Care for Nature at home
Natural lawns and gardens have huge benefits. They are attractive, easy to care for, require little water, and are environmental friendly. Plus, they provide much needed habitat for many species of plants and animals. Whether you have a large backyard, or an apartment deck, there are things you can do that will benefit wildlife.
For beginning native plant gardeners, check out HAT's guide Gardening with Native Plants. Information, links, and ideas can be found in the menu to the right of this page.
More experienced gardeners seeking more information about growing or propogating a specific plant may wish to check out the Garry Oak Ecosystems Recovery Team's site on Native Plant Propagation Guidelines.
Those wishing to salvage and transplant native plants that will be otherwise lost through development should consider participating in the District of Saanich's Native Plant Salvage Program.
It is also a good idea to be familiar with invasive plants, which are often found in wildflower mixes.
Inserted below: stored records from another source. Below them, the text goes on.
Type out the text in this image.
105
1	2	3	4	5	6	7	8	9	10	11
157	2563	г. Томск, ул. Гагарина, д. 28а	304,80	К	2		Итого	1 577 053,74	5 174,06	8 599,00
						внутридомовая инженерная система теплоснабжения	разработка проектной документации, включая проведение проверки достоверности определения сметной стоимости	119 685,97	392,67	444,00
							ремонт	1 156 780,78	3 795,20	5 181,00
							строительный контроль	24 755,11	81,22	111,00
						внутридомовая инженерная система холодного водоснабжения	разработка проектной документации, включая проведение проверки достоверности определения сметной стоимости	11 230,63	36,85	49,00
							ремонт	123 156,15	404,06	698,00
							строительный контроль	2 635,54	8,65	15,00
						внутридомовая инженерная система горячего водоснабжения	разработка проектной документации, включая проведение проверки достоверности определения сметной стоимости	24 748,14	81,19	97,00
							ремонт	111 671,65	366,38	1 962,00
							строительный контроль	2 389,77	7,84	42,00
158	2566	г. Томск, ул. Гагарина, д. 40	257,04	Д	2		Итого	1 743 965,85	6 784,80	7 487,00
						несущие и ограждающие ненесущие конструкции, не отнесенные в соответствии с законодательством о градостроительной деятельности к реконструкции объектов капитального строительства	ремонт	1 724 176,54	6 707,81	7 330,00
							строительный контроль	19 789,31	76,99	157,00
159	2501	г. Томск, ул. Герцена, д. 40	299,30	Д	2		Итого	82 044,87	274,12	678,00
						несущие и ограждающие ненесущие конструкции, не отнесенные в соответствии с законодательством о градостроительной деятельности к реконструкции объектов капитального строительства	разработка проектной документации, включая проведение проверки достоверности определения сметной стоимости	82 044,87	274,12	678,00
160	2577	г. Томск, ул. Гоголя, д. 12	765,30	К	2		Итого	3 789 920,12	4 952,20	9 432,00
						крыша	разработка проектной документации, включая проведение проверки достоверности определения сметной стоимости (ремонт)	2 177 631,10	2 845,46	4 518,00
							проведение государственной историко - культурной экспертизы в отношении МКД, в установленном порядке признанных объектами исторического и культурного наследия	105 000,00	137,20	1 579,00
The Coastal Invasive Plant Committee has a wealth of information on identifying and managing these damaging invaders.
If you are seeking information and detailed plans for wildlife feeding or habitat structures, you should look at Naturescape BC's Provincial Guide (2.5MB PDF) for ideas, sample plans, and more.
Good Neighbours and Habitat Stewards
Do you live in the Hagan Creek Watershed, and want personalised information on how to make your backyard more wildlife and watershed friendly? HAT is offering free, confidential property visits to help you identify ways to make your backyard more environmentally friendly, reduce maintenance and save water. See our Good Neighbours project page for more information.
If you are committed to best practices for wildlife and waterways, and you want to set an example for your community, consider becoming a Habitat Steward. Habitat Stewards make a voluntary, written commitment to best land care practices that protect rare and sensitive habitats. If you see a Habitat Steward sign in your neighbourhood, you know that one of your neighbours is one of over 350 landowners that have made a committment to nature.